Public control of the sale of alcohol through local community trusts was a compromise, a response to the powerful temperance movement’s demands for prohibition. It worked. If communities rather than criminals were in charge of the sale of drugs, rehabilitation centres would cost the taxpayer nothing, communities would have more money and society would be less in danger of corruption. But common sense does not necessarily a safe political slogan make.    

Thursday, February 18, 2010

This and that.

                                                    

I’m not sure who owns Transpower (is anyone?) but I’m pretty sure this electricity company bears no resemblance to its state owned predcessor. What raises questions in my mind right now is the stand-off with farmers demanding compensation for pylons and power-lines across their properties. 

What was the original agreement with farmers back in the days when all electricity was state-owned?  

Did the farmers embrace these impediments to tractors as fair exchange for roads and power to their isolated farms? 

And if a deal is done now will that be it? Or will the next owner or next generation want another deal? And will the Waitangi Tribunal have to move over to make room for a new transgenerational conflict? 

Och! As Robbie would say:

 “The best laid schemes a mice and men gang aft agley

an lea us nought but grief an pain for promised joy.”

                                                     ***

Wouldn't you know it. One hundred and sixty thousand people out of work . Many of them young people, and the head of the employer organisation comes up with a plan: Cut the minimum youth rate. Who said they haven't got hearts?

Monday, February 8, 2010

Mike More

Listening to National Radio this morning I heard Mike More being interviewed about his new appointment as our ambassador in Washington. Typically, his speech was extravagant, teeming with metaphor and slogans to such an extent that one wondered at times if he was in a balloon. As usual, he was all over the place. But, like Invergargill’s Tim Shadbolt, he’s full of ideas.

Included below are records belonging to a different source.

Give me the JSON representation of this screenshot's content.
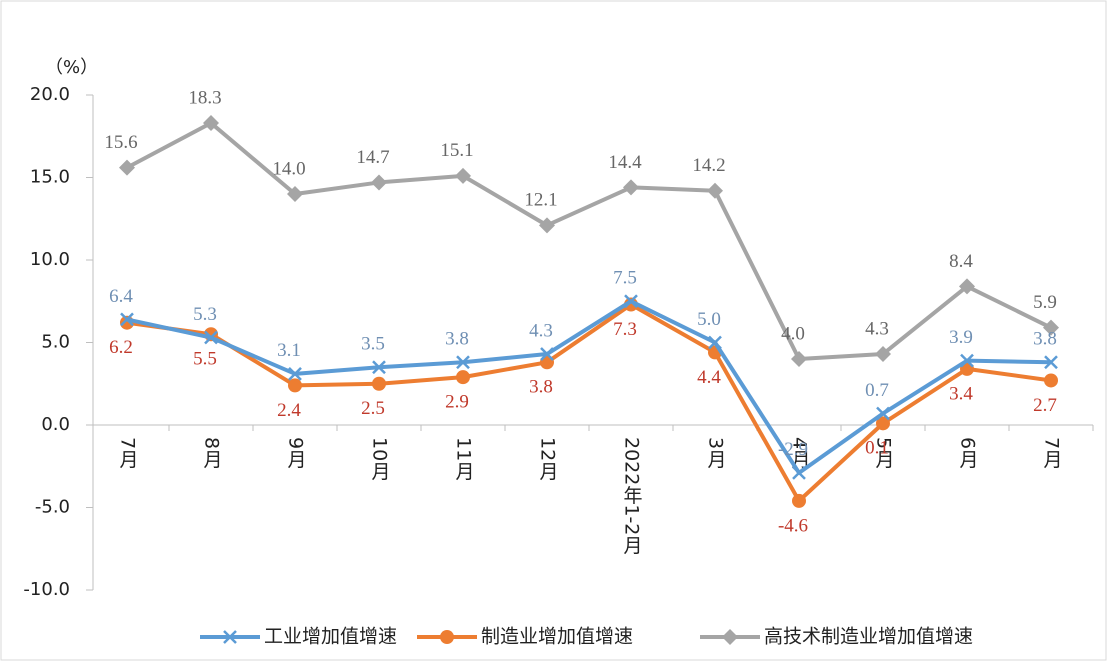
{
  "chart_data": {
    "type": "line",
    "y_label": "（%）",
    "categories": [
      "7月",
      "8月",
      "9月",
      "10月",
      "11月",
      "12月",
      "2022年1-2月",
      "3月",
      "4月",
      "5月",
      "6月",
      "7月"
    ],
    "series": [
      {
        "name": "工业增加值增速",
        "color": "#5b9bd5",
        "marker": "x",
        "values": [
          6.4,
          5.3,
          3.1,
          3.5,
          3.8,
          4.3,
          7.5,
          5.0,
          -2.9,
          0.7,
          3.9,
          3.8
        ],
        "value_labels": [
          "6.4",
          "5.3",
          "3.1",
          "3.5",
          "3.8",
          "4.3",
          "7.5",
          "5.0",
          "-2.9",
          "0.7",
          "3.9",
          "3.8"
        ]
      },
      {
        "name": "制造业增加值增速",
        "color": "#ed7d31",
        "marker": "circle",
        "values": [
          6.2,
          5.5,
          2.4,
          2.5,
          2.9,
          3.8,
          7.3,
          4.4,
          -4.6,
          0.1,
          3.4,
          2.7
        ],
        "value_labels": [
          "6.2",
          "5.5",
          "2.4",
          "2.5",
          "2.9",
          "3.8",
          "7.3",
          "4.4",
          "-4.6",
          "0.1",
          "3.4",
          "2.7"
        ]
      },
      {
        "name": "高技术制造业增加值增速",
        "color": "#a5a5a5",
        "marker": "diamond",
        "values": [
          15.6,
          18.3,
          14.0,
          14.7,
          15.1,
          12.1,
          14.4,
          14.2,
          4.0,
          4.3,
          8.4,
          5.9
        ],
        "value_labels": [
          "15.6",
          "18.3",
          "14.0",
          "14.7",
          "15.1",
          "12.1",
          "14.4",
          "14.2",
          "4.0",
          "4.3",
          "8.4",
          "5.9"
        ]
      }
    ],
    "ylim": [
      -10,
      20
    ],
    "yticks": [
      {
        "value": -10,
        "label": "-10.0"
      },
      {
        "value": -5,
        "label": "-5.0"
      },
      {
        "value": 0,
        "label": "0.0"
      },
      {
        "value": 5,
        "label": "5.0"
      },
      {
        "value": 10,
        "label": "10.0"
      },
      {
        "value": 15,
        "label": "15.0"
      },
      {
        "value": 20,
        "label": "20.0"
      }
    ],
    "legend": "bottom"
  }
}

Most of them daft but about one in twenty worth considering. Which is better than most of us can say of ourselves.

I should concede, too, that Mike More is widely experienced in international trade and politics. However, two of the points he flew over worried me: Pharmac and beef.

In his impossible mission to get the USA to consider actual free trade. That is, genuine free trade rather than the USA’s biased version, he used terms like ‘navigate’ and ‘nudge’, ‘give and take’. Which is political reality I suppose. But where Pharmac is concerned?

Pharmac is ours. It is our collective means of affording drugs. A cooperative mechanism for achieving fair trade. Which is what the Giant American drug companies hate. They not only want us to buy on their terms, they think anyone who uses words like collective or cooperative is a communist. But to enable us to sell more to the States, Mike is willing to be nudged along on this. He should know by now that American politicians, driven by big business, are not primed to nudge but to gobble.

Nevertheless, Mr More apparently thinks if concessions are the price we have to pay to get more New Zealand beef into the American Market, so be it. But he should also know  that American beef is now as cheap, and sometimes cheaper, than American vegetables. And it got that way by battery-farming cattle. A practice being heavily lobbied for by New Zealand big business. 

I think it would have made more sense for the government to have left Mike alone, up there in his balloon writing dozens of books about his ideas.